The next step in this research should be a bistatic experiment in which it is necessary to check the obtained dependencies.
Existing satellites cannot be used to test the proposed approach. The proposed approach requires a certain set of emitted frequencies providing a set of frequency bases and requires special processing of raw reflected signals.
Traditionally, before the launch of satellites, flight tests of new equipment are carried out. To develop the proposed approach, the first bistatic experiments should be carried out on the ground, installing the receiver and transmitter on two neighboring bridges across a river. In experiments, SWH must be controlled using a contact method, for example, with a string wave gauge. Measurements of the correlation coefficient of reflected signals must be carried out for several frequency bases of the emitted signals. It is necessary to compare the obtained experimental dependences of the bistatic correlation coefficient on SWH with the theoretical ones. Moreover, the experiments on the river are also justified by the fact that it will be possible to check the accuracy of the approach for small values of SWH, for which the traditional algorithm based on the analysis of the reflected pulse shape will not work. Then, it is worth moving on to flight tests, in which the receiver will be located on an aircraft, and the transmitter of two signals is close to the ground—for example, on a bridge. In an aircraft experiment, an important point will be the selection of diagrams of the transmitting and receiving antennas to track the moment when the correlation coefficient of the two reflected signals reaches a constant level with increasing flight altitude.
5. Conclusions
In this study, an explicit relationship was obtained between the SCC and the wave parameters. For the first time, the final expression is given for the bistatic problem statement. When deriving, three parameters of the reflecting surface are considered: SWH and slope variances in two perpendicular planes. In the formulas, it is possible to independently change the grazing angles of the receiving and transmitting antennas, the distance from the center of the reflecting area to the transmitter and receiver, as well as the width of the antenna patterns in two planes. The advantage of using the bistatic problem statement is the possibility of monitoring the area of the water surface at a large distance from the transmitter and receiver and, at the same time, remaining in the quasi-specular reflection region, which is well described by Kirchhoff’s approximation.

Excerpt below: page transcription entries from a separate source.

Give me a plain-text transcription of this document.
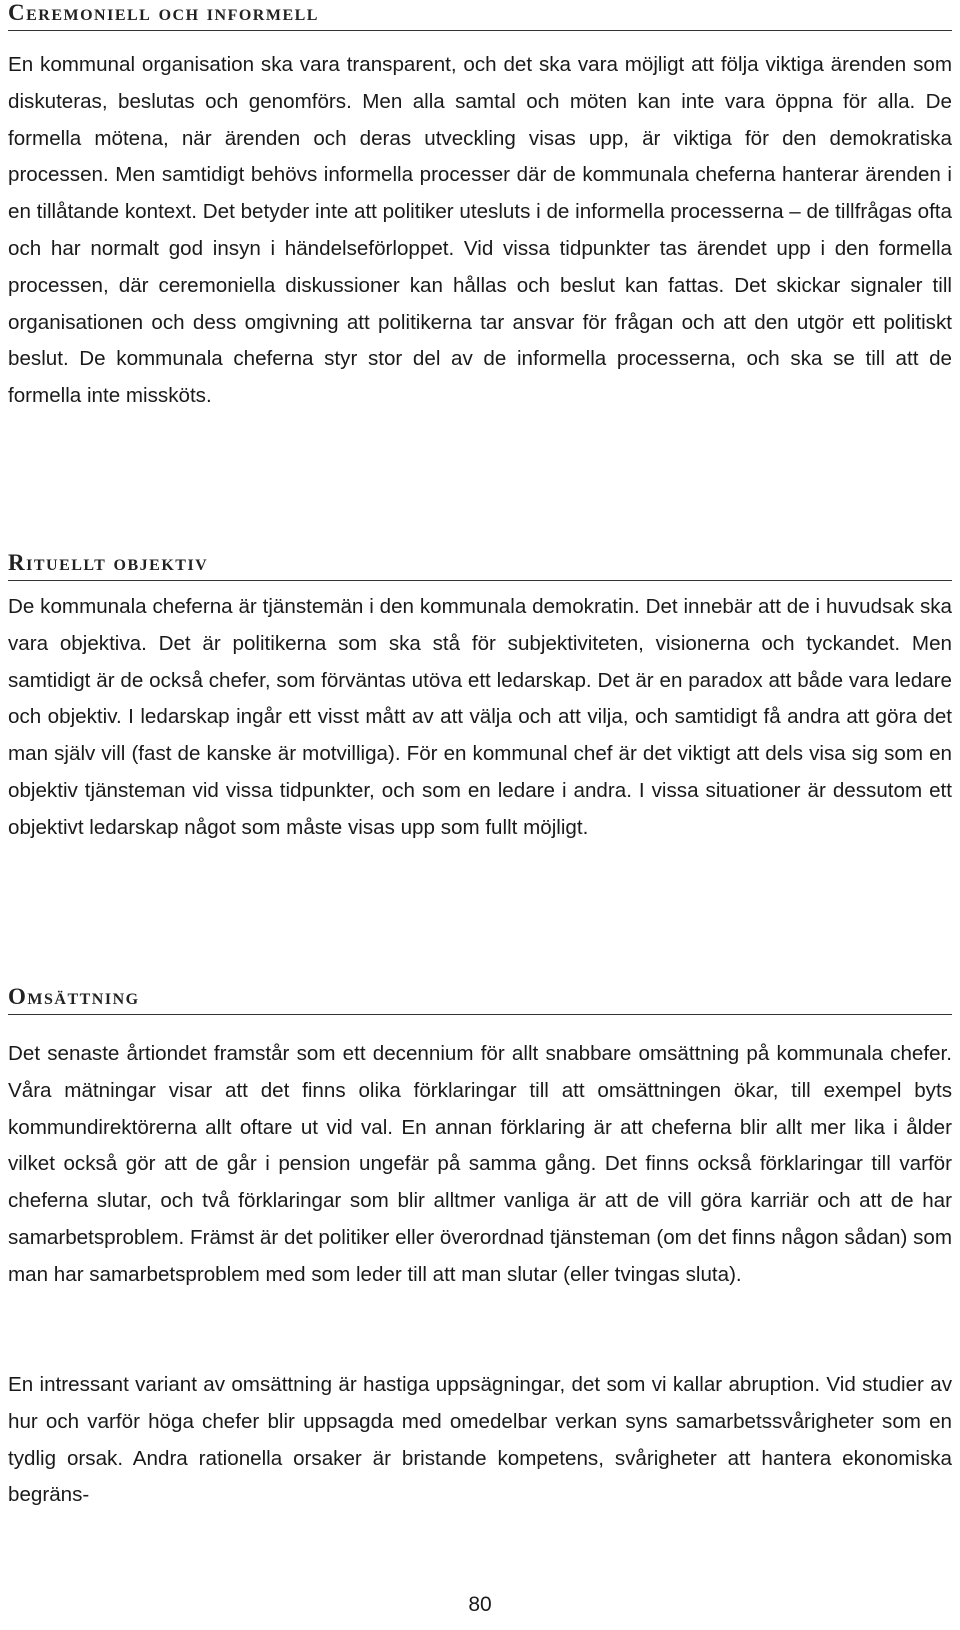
Ceremoniell och informell

En kommunal organisation ska vara transparent, och det ska vara möjligt att följa viktiga ärenden som diskuteras, beslutas och genomförs. Men alla samtal och möten kan inte vara öppna för alla. De formella mötena, när ärenden och deras utveckling visas upp, är viktiga för den demokratiska processen. Men samtidigt behövs informella processer där de kommunala cheferna hanterar ärenden i en tillåtande kontext. Det betyder inte att politiker utesluts i de informella processerna – de tillfrågas ofta och har normalt god insyn i händelseförloppet. Vid vissa tidpunkter tas ärendet upp i den formella processen, där ceremoniella diskussioner kan hållas och beslut kan fattas. Det skickar signaler till organisationen och dess omgivning att politikerna tar ansvar för frågan och att den utgör ett politiskt beslut. De kommunala cheferna styr stor del av de informella processerna, och ska se till att de formella inte missköts.

Rituellt objektiv

De kommunala cheferna är tjänstemän i den kommunala demokratin. Det innebär att de i huvudsak ska vara objektiva. Det är politikerna som ska stå för subjektiviteten, visionerna och tyckandet. Men samtidigt är de också chefer, som förväntas utöva ett ledarskap. Det är en paradox att både vara ledare och objektiv. I ledarskap ingår ett visst mått av att välja och att vilja, och samtidigt få andra att göra det man själv vill (fast de kanske är motvilliga). För en kommunal chef är det viktigt att dels visa sig som en objektiv tjänsteman vid vissa tidpunkter, och som en ledare i andra. I vissa situationer är dessutom ett objektivt ledarskap något som måste visas upp som fullt möjligt.

Omsättning

Det senaste årtiondet framstår som ett decennium för allt snabbare omsättning på kommunala chefer. Våra mätningar visar att det finns olika förklaringar till att omsättningen ökar, till exempel byts kommundirektörerna allt oftare ut vid val. En annan förklaring är att cheferna blir allt mer lika i ålder vilket också gör att de går i pension ungefär på samma gång. Det finns också förklaringar till varför cheferna slutar, och två förklaringar som blir alltmer vanliga är att de vill göra karriär och att de har samarbetsproblem. Främst är det politiker eller överordnad tjänsteman (om det finns någon sådan) som man har samarbetsproblem med som leder till att man slutar (eller tvingas sluta).

En intressant variant av omsättning är hastiga uppsägningar, det som vi kallar abruption. Vid studier av hur och varför höga chefer blir uppsagda med omedelbar verkan syns samarbetssvårigheter som en tydlig orsak. Andra rationella orsaker är bristande kompetens, svårigheter att hantera ekonomiska begräns-

80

From the above expressions and figures, it follows that the cross-correlation function of two signals spaced in frequency in the bistatic formulation of the problem can be used to determine the SWH with high accuracy over the entire range of SWH. Moreover, the accuracy of the algorithm will be highest when placing a transmitter or receiver with a narrow symmetrical antenna pattern at an altitude of up to 10 km. In this case, another antenna (receiver or transmitter) can be located at any altitude up to being placed in Earth orbit without restrictions on the antenna pattern.